Expanded vehicle fleet

The miniature vehicle fleet was also expanded as part of the further development of the Tactics Centre. Scenarios can now be carried out with almost all types and combinations of rail and road vehicles. The emergency personnel and those affected are still represented by figures – or «Döggeli», as the Swiss call them.

New and larger rooms


The old Tactics Centre was located on the third floor of our main building. In order to enable uninterrupted training operations during the remodelling phase, the new digital simulation technology was installed in other rooms on the second floor. At the same time, the opportunity was taken to optimise the working conditions. The new Tactics Centre offers instructors and course participants almost twice as much space as before. Especially the classroom is now considerably larger.

More convenient controls

All tabletop simulations are based on the so-called scenario layouts, meaning plans of road and railway tunnels with many variables such as length, number and arrangement of tubes, lanes, tracks, cross-connections and side accesses. As before, these scenario layouts are created as PowerPoint slides and displayed on the tables.

As a scenario layout has to be displayed on the four monitors of a simulation table to display the almost 5 m long scenario, the signal is split between the four monitors in a table using a so-called splitter. The three tables and the two wall monitors are controlled via a specially developed control station. From there, the instructor can simply load the required scenario layouts and display them on the monitors.

Optimised processes

By eliminating the projectors under the tables, the space can now also be utilised: Numerous drawers under the monitors provide quick access to all teaching materials and the model vehicles used for the simulations. This allows the scenarios to be quickly reorganised so that participants can play through additional scenarios in each course.

Tactics Centre as a laboratory and for workshops


The Tactics Centre primarily serves as a training facility for officers and to teach the tactical principles for firefighting in underground transport systems. But the Tactics Centre is also a laboratory: The Didactics and Development Team of the International Fire Academy used and continues to use the tactical simulation tables to develop the Swiss tunnel operations training.

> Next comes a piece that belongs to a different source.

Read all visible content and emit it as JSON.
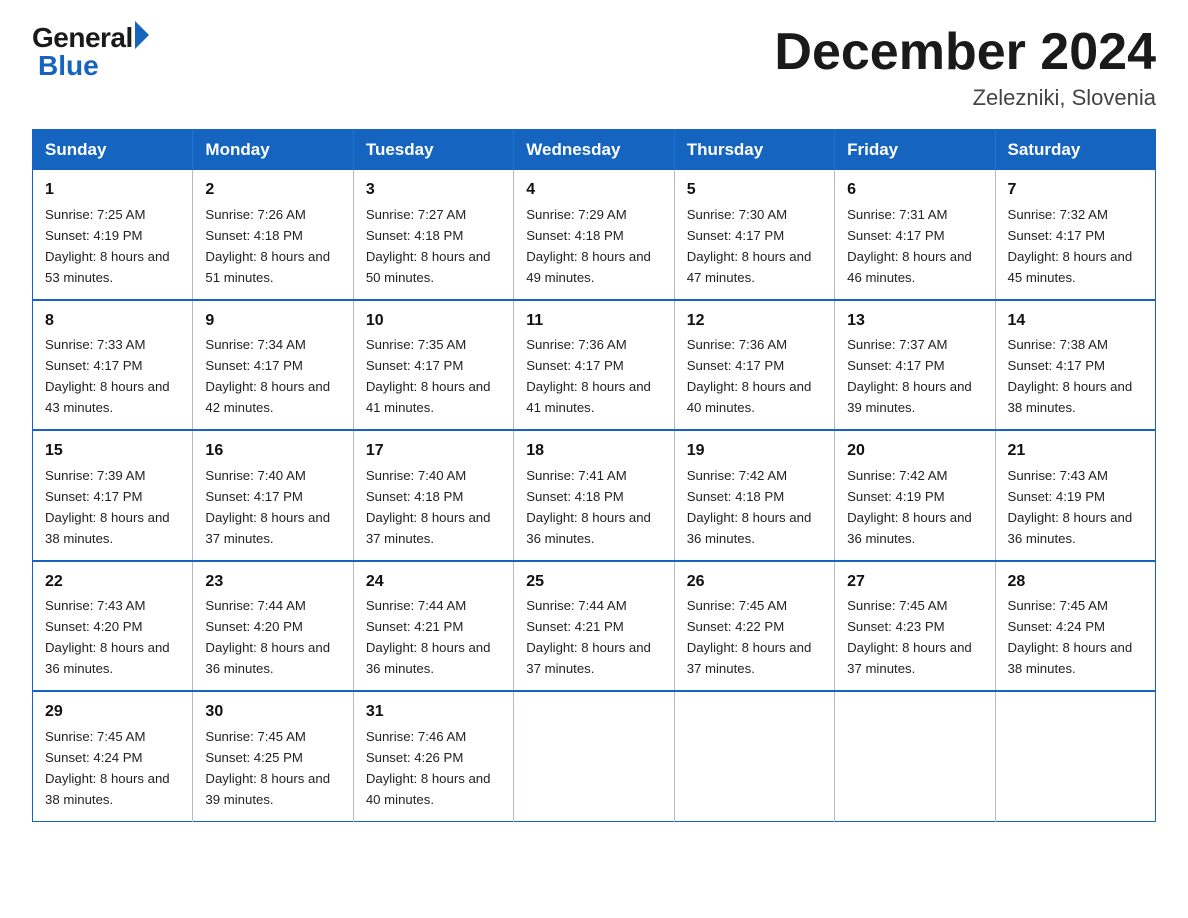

Fire services regularly develop facility-specific procedures for the tunnels in their operational area in so-called tactics workshops at the Tactics Centre. As an example, the intervention of the Swiss Federal Railways for the Gotthard Base Tunnel was developed in Balsthal. And the development of the operational concept for the Fehmarnbelt Tunnel also took place in the Tactic Centre, under the moderation of the International Fire Academy.

For such individual workshops, every tunnel system and every conceivable scenario can be presented and effectively discussed on the simulation tables instead of the standard scenarios.